I’ll look into other ways of optimizing it. Not to concerned about long periods at any one spot though, since it would probably used to create a small set of number for perlin noise, cellular automata, or similar. These improvements also fix the zero bias.

There have been posts on this in the past. Including my own posts. I just spent a while going through em… it was too long ago. But I used msequences. Very fast and proper pseudo random proprieties.

m-sequence + counter have the same problem - the only change algebraic structure once. Z for counter, F2 for m-sequence. It is a solution that works though…esp if you don’t need good statistical properties (which you don’t for the listed usages). This is a problem much harder than it seems.
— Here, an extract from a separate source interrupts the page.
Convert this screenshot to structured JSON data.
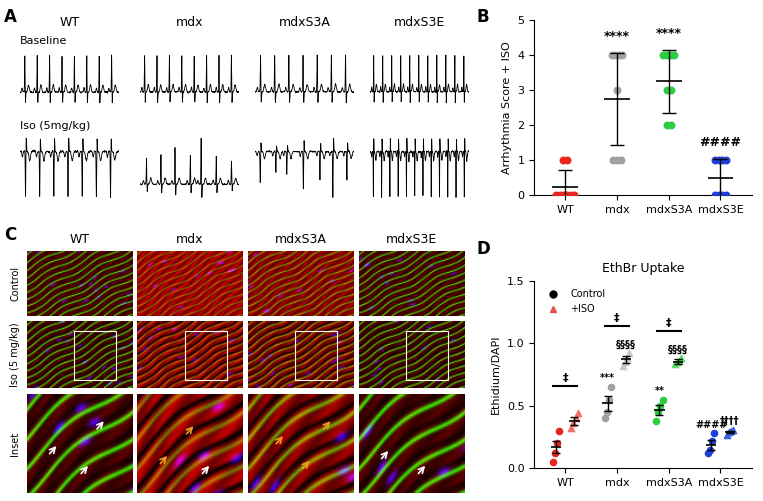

I did a search to see if there was anything similar, but didn’t know what key words to look for, and found nothing with the terms I searched. It would be interesting to see what some of these posts actually are. I see again if I can find them.

I did test the newer version using these tests:

Though I don’t know enough about all the tests to fully interpret all them. I does seem to perform about the same as java.util.Random or between that and java.security.SecureRandom, depending on the test, and profile at about the same speed as java.Random (could probably be much faster if I didn’t use the wrap-around shifting functions). Seems less biased with low number than java.Random, too, now. I’ve yet to test it with an actual, practical use though; I’m sure it will be much better than my early naive attempts, which created obvious patterns.

Well one that isn’t totally bad and fairly fast is
((a+x)*b+y)*c+z)*d
a,b,c and d are large primes. I use the 4 largest primes for the number size i use (4 largest smaller than 2^64 for longs.)